En su discurso de clausura de la convención nacional del BNG en el palacio de congresos de Santiago de Compostela, Vázquez, portavoz nacional de esa formación, invitó a sus simpatizantes y a los gallegos en general a: "Hacernos respetar en ese Estado español que algunos tanto adoran y que nos dicen además que tenemos que adorar".
"Pero qué tenemos que adorar de ese Estado español de caspa y pandereta", dijo Vázquez, y prosiguió con una serie de reproches hacia diversos estamentos.
Consideró que el Gobierno central "incumple sistemáticamente sus compromisos y obligaciones con Galicia" y apuntó que las autoridades judiciales no son capaces de "apoyar las víctimas del franquismo".
También reprochó que en el Estado español se considere que "las corridas de tordos son cultura" y que haya todavía un elevado apoyo a la jerarquía de Iglesia católica.
Además, el líder del partido nacionalista gallego indicó que España "añora tiempos imperiales" pero en la practica se ha mostrado "impotente" en asuntos la como la "nacionalización de YPF" por parte de Argentina y, además, aseguró que hay "una familia real que cuando no va a tiros está en los juzgados".
El líder del BNG concluyó que la situación actual es de "tiempos de compromiso y rebelión", por lo que citando al histórico intelectual y líder nacionalista gallego Alfonso Daniel Rodríguez Castelao, invitó a sus militantes, a "fundirse con el pueblo".

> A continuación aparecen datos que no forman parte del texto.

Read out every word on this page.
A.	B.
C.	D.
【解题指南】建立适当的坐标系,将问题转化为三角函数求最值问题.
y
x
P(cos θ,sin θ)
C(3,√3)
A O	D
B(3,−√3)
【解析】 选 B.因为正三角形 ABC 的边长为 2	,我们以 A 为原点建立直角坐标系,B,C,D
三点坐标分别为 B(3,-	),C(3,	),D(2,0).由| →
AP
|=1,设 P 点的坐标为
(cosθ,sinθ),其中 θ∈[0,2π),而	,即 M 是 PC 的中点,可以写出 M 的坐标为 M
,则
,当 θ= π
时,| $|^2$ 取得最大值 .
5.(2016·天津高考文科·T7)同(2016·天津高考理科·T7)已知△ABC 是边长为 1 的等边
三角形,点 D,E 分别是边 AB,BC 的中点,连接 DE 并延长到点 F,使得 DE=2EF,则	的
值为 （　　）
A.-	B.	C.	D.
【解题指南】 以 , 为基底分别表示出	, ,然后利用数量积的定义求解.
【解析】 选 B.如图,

Vázquez lamentó que Galicia ha sido "mil veces traicionada y humillada" y animó a sus simpatizantes a respaldar al BNG y al candidato de esa formación a la presidencia de la Xunta de Galicia, Francisco Jorquera.
Asimismo, reprochó al PP que "utiliza de manera inaceptable en democracia los medios públicos" de comunicación, en particular el ente autonómico de radio y televisión CRTVG, para una "deliberada campaña de desprestigio", dijo.